2

Its my first time on here and my maths is poor so please be kind. I am working on a Masters dissertation focused on document clustering methods in which I would like to apply a weight based on the time interval between two documents.

I am looking for some help coming up with a function to express a time interval with results between 0 and 1. The reason I want to map the results to a maximum value of zero is that this is being applied as a weight to a cosine similarity metric where identical articles would receive a cosine measurement of 1 etc.

Example 1, the date difference between 31/05/2015 and 20/06/2015 is 9 days. Example 2, the date difference between 31/05/2015 and 20/01/2015 is 129 days.

I would like to apply a function whereby example 1 has a higher value (towards the 1 end of the scale) and example 2 has a lower value (towards the 0 end of the scale). If the date difference was only 1, the value of 1 should apply.

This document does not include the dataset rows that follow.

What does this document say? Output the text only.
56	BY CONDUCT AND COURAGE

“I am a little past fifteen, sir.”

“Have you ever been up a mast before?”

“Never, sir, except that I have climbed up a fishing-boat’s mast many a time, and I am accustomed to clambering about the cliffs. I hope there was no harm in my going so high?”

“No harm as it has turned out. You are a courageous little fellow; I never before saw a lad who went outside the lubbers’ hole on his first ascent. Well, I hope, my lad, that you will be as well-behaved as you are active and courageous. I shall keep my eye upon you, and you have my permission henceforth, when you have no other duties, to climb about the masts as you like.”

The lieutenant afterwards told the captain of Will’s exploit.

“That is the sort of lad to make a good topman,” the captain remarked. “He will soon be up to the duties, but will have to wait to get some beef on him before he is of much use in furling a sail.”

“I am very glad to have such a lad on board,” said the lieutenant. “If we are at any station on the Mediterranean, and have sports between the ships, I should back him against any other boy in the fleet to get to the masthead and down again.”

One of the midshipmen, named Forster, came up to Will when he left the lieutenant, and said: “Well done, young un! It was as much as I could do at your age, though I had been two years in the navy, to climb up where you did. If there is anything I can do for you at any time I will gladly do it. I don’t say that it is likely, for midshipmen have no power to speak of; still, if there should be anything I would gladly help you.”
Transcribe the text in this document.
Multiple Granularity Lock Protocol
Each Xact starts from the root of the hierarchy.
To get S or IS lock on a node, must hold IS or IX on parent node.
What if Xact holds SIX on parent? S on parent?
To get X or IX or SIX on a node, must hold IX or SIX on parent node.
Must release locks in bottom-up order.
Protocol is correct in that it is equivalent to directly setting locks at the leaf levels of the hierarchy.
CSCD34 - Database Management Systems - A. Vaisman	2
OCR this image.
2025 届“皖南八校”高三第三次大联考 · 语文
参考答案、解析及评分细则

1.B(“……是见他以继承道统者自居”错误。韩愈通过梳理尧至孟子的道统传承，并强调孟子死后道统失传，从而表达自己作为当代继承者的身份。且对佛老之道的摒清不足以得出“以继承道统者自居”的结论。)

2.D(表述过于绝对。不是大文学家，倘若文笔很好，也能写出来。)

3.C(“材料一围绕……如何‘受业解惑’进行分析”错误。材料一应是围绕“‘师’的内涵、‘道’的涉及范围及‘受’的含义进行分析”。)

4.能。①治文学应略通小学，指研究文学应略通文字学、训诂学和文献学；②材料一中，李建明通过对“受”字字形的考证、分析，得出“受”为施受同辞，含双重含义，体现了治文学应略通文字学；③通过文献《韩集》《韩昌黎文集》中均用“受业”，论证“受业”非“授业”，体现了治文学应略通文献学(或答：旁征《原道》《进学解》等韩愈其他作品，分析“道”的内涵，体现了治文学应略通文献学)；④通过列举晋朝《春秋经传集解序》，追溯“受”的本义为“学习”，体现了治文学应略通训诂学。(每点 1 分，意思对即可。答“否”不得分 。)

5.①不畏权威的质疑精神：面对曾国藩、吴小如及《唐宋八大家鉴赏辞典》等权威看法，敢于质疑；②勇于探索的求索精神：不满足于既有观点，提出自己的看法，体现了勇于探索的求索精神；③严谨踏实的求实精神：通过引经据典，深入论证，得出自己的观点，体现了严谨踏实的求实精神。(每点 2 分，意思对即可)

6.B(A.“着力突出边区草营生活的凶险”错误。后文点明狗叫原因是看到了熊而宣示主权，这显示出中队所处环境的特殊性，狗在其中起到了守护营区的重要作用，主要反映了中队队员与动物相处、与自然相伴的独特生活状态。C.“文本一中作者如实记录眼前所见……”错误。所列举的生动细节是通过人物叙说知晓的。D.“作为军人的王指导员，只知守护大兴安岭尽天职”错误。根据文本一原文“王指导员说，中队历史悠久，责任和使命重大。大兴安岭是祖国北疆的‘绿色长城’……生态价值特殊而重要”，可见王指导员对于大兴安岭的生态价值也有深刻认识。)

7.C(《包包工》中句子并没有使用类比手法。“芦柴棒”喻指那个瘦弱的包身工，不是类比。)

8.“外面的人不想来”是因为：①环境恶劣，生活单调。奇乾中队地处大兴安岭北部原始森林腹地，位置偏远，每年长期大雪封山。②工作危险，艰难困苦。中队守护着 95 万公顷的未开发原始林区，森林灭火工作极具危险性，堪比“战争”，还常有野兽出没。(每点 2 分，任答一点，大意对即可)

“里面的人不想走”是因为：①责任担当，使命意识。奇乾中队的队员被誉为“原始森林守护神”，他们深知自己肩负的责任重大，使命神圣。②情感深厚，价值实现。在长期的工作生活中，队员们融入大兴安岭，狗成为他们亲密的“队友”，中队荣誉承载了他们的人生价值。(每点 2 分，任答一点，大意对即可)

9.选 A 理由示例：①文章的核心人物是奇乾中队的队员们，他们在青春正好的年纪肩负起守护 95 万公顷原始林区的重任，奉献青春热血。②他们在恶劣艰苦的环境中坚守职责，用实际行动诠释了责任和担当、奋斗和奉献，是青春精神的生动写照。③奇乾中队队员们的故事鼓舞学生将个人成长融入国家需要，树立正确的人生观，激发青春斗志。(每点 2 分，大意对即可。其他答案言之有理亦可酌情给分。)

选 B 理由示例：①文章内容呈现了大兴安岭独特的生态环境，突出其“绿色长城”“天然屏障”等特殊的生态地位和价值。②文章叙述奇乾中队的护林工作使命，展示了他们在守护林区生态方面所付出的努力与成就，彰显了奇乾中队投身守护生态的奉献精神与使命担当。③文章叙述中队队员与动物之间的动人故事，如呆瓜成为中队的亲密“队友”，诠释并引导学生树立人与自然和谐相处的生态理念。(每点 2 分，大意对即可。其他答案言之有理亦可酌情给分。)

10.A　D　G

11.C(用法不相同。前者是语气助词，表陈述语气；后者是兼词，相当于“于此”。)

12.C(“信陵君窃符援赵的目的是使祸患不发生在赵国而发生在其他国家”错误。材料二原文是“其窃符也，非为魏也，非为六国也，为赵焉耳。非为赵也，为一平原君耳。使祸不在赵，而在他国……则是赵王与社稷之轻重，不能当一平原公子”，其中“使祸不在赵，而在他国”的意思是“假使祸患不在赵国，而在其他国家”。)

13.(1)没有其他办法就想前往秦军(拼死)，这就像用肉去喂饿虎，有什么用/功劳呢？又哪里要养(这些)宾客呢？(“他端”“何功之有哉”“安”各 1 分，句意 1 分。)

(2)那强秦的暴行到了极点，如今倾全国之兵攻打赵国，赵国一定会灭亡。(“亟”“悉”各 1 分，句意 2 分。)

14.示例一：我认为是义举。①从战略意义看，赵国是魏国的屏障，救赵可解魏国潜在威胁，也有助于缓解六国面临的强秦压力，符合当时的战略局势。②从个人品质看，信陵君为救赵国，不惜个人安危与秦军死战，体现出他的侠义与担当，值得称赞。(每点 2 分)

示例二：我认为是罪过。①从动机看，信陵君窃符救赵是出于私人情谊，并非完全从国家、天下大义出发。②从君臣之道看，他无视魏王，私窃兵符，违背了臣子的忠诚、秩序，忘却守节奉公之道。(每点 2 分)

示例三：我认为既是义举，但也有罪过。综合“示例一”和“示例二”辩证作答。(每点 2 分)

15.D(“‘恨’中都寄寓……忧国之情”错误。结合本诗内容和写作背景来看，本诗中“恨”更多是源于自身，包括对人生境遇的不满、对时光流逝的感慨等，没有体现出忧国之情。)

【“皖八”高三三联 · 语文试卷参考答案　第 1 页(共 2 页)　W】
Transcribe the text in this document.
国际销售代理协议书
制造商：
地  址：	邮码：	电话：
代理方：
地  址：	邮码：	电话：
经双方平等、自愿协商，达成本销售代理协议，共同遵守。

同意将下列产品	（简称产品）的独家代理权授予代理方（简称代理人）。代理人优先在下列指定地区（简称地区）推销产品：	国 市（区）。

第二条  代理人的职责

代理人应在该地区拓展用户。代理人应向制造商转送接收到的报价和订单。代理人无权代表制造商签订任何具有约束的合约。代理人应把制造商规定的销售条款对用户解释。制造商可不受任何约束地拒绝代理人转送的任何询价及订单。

I hope this makes sense. Any help anyone can offer me would be greatly appreciated.

Thank You

Claire

  • Welcome to Math.SE! Right now there are a lot of functions that satisfy your requirements. Do you happen to want the value of example $1$ to be $129/9$ times as high as that of example $2$? That would nail it down to just $1$ function. – Hrodelbert Jun 05 '15 at 11:59
  • 1
    Thank you so much for your reply, the examples given are just arbitrary really, I am looking for some sort of weight that is higher if the documents are close together in terms of publish date, example two should ahve a lower score but not necessarily tied to 129 times more relevant, hope that makes sense. Thanks again! – Claire McMahon Jun 05 '15 at 13:05

3 Answers3

1

Do you have a maximum and minimum date? If so, I suggest you simply divide the number by the number of days between the maximum and the minimum.

5xum
  • 123,496
  • 6
  • 128
  • 204
1

The simplest approach in my opinion is to consider the function $$ w(d) =\frac{1}{d}, $$ where $d$ is the number of days difference. It is obvious that $w(1) = 1$ and that $0<w(d)<1$ for all $d\geq1$, as you wanted, and by coincidence, this function also has the property that $w(9)=\frac{129}{9}w(129)$, or more generally $$ w(d_1) = \frac{d_2}{d_1} w(d_2). $$ You can generalize this function if you want: $$ w_A(d) = \frac{A+1}{d+A} $$ also obeys all your properties for a positive constant $A$. Note that this is not the most general function satisfying your constraints. Even after replacing $d$ with some monotonically ascending function of $d$, $w$ will still not be the most general function.

Hrodelbert
  • 1,029
  • Thank you kindly for the time taken to respond to my question, I have opted to go with a variant of your simplest approach w(d)=1/d. Rather than days, I have opted to use the difference in weeks. Any idea how I could possibly express the following in a formula? – Claire McMahon Jun 09 '15 at 12:42
  • cosine similarity (new value) = cosine similarity score (original) + ( 20% of cosine similarity score (original) * 1/date_difference(months))) – Claire McMahon Jun 09 '15 at 12:43
  • @ClaireMcMahon If you want to have again that for $w(d)$ where now $d$ is the difference in weeks that $w(1) = 1$, you can use the same formula: this only works if the smallest possible difference is $1$. Also, in your second comment you seem to be using months rather than weeks. Which is it? – Hrodelbert Jun 09 '15 at 12:46
  • @ClaireMcMahon Might I also attract your attention to the fact that you can upvote answers that you found useful. This is the way the site filters good answers. If there is an answer that completely solved your question, you can accept it by clicking the check next to the answers. – Hrodelbert Jun 09 '15 at 12:48
  • Ooops sorry, I have been playing around with two different figures, it should be weeks rather than months. – Claire McMahon Jun 09 '15 at 13:15
  • Then, if the smallest possible difference in terms of weeks is $1$, nothing at all changes compared to the case when we treated days. – Hrodelbert Jun 09 '15 at 13:20
0

One standard approach in this kind of situation is to consider some discount factor $d<1$ such that the value of an example decreases by this factor for each time unit which has passed, i.e. for an example with initial value $v_0$ and age $t$, you would use the value $v = v_0 \cdot d^t$.